Он подошел к судье, протянул заблаговременно вынутый паспорт и представился нарочито громко и четко:
– Ваша Честь, прошу разрешения присутствовать в виде обвиняемого на данном заседании и, даже более: всего прошу Вас разрешить мне начать его с дачи признательных показаний по рассматриваемым, судебным расследованием, преступлениям.
– А выыы… собственно кто?… – Силуянов все понял еще при словах просьбы о благословлении и быстро все уладил. Разумеется судья был предупрежден о подобной возможности, но явно не ожидал спектакля, тем более такого.
От неожиданности ноги его слегка подкосились и он тяжело опустился в кресло, но быстро собравшись с мыслями, придвинул к себе микрофон и произнес:
– Ну вот, господа, и долгожданный сюрприз, который мы все так долго ждали. Прошу вас засвидетельствовать «Явку с повинной»… мняяя…, подсудимого Шерстобитова Алексея Львовича… Воттт – данные все совпадают…, таккк… – Далее шли все правовые подробности с опросом места жительства, года и места рождения и так далее… В секундной паузе Алексей обратился к Мартыну:
– Силыч, очень прошу не мешай, я буду говорить, не останавливайте и вообще…

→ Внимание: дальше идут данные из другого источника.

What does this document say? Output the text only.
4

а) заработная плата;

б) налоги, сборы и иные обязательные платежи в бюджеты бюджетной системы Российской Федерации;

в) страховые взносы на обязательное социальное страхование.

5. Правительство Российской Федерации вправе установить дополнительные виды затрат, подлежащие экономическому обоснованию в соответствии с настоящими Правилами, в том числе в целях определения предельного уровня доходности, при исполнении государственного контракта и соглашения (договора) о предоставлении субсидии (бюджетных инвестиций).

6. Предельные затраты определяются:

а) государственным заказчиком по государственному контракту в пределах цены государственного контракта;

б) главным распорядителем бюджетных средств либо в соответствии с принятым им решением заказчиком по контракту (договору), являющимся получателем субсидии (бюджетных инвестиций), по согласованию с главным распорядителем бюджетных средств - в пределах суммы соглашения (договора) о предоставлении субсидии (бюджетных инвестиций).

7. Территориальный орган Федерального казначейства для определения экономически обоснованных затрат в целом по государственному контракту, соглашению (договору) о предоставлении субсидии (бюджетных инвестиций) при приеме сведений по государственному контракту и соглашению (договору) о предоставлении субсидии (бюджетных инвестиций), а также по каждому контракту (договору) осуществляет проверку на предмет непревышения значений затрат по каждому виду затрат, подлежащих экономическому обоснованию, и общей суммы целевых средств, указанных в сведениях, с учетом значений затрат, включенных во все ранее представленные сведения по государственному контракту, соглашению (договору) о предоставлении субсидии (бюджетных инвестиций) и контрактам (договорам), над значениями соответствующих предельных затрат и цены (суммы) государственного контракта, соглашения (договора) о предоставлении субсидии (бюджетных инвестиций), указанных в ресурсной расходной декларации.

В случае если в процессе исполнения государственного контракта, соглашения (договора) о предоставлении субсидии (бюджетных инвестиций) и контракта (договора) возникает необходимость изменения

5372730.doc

– Слово…, давай…, удачи, парень… – «Прямой эфир» получился лишь в интернете, но зато в записи телевизионщики развернулись на всю страну, если не сказать мир, рейтинги зашкаливали, передачи переносились, а домашние дела зрителей просто ими откладывались…
«Солдата» должны были приковать наручниками или завести в стеклянный купол, но он попросил хотя бы полчаса, ведь пришел он сам, а значит и уходить не собирался. Встав в окружении троих ОМСНовцев, он прежде всего представился, а после, произнес:
– Уважаемый суд, Ваша Честь, сограждане…, с вашего разрешения я разоблачусь, что господин обвинитель может считает следственным экспериментом… – Затем начал постепенно, не спеша, снимать все ему не принадлежащее, как гражданскому лицу и в принципе себе самому.
Разоблачение произвело впечатление разорвавшейся бомбы, так как воочию показало почему милиции не оставалось не единого шанса заиметь его фоторобот.
Далее прозвучал наизусть по фамильный перечень, тех из убиенных им, кого можно было и следовало здесь назвать, далее были озвучены занимаемые им места в обществе, косвенные названия («погремухи»), ранги и причины, по которым они были устранены. Здесь подходил самый пиковый момент, когда необходимо было перейти к самой истории, и она началась исповедью в следующих словах:
– Я не стремлюсь к прощению…, я не ищу оправдания и не смогу вам объяснить зачем я здесь самовольно, когда смог бы быть за три девять земель, и скрыться навсегда. Я так же не прошу понимания, и не молю о пощаде, хотя бы потому, что сам редко к ней прибегал… Но все, что будет сегодня сказано, прозвучит лишь для того, чтобы быть услышанным. Все остальное я оставляю на волю закона и общества…, на волю Господа… – Ктото перенервничавший захлопал в ладоши, но вовремя опомнился…
«Солдат», уже ушедший в себя, не обращая внимания, продолжал:
– Вы вряд ли сможете оценить правильно все, что сделано мною с первого дня рассказанной истории, потому что сами, слава Богу, не пережили и малой части из этого. Сейчас я сказал не о себе, а всех нас, кого сегодняшнее общество выделив из подобных нам и изловив, посадило на скамью подсудимых. Поделом…, поделом – раз сделал, то должен ответить, но рассмотрите между строками сухих допросов и сжатых признаний, то человеческое, что в каждом из нас и было, и осталось. Поймите, что мы такие же, как и вы, а не с другой планеты. Мы не срез, мы и есть то самое общество, которое приняло нас, а зачастую и гордилось знакомством с подобными нам, и часто к нам приходящим за помощью. Мало того, мы и подобные нам были и остались, а некоторые, более удачливые, из примерявших малиновые пиджак в начале 90-х, сейчас, образно говоря разумеется, поменяли их на кителя разных ведомств, автомобильные «флажкастые» номера, с соответствующими местами в залах заседаний разных дум и фракций. Страницы «Форбса» любят нас, как и красивые девушки, впрочем, как и пули, настигающие в самый неподходящий момент.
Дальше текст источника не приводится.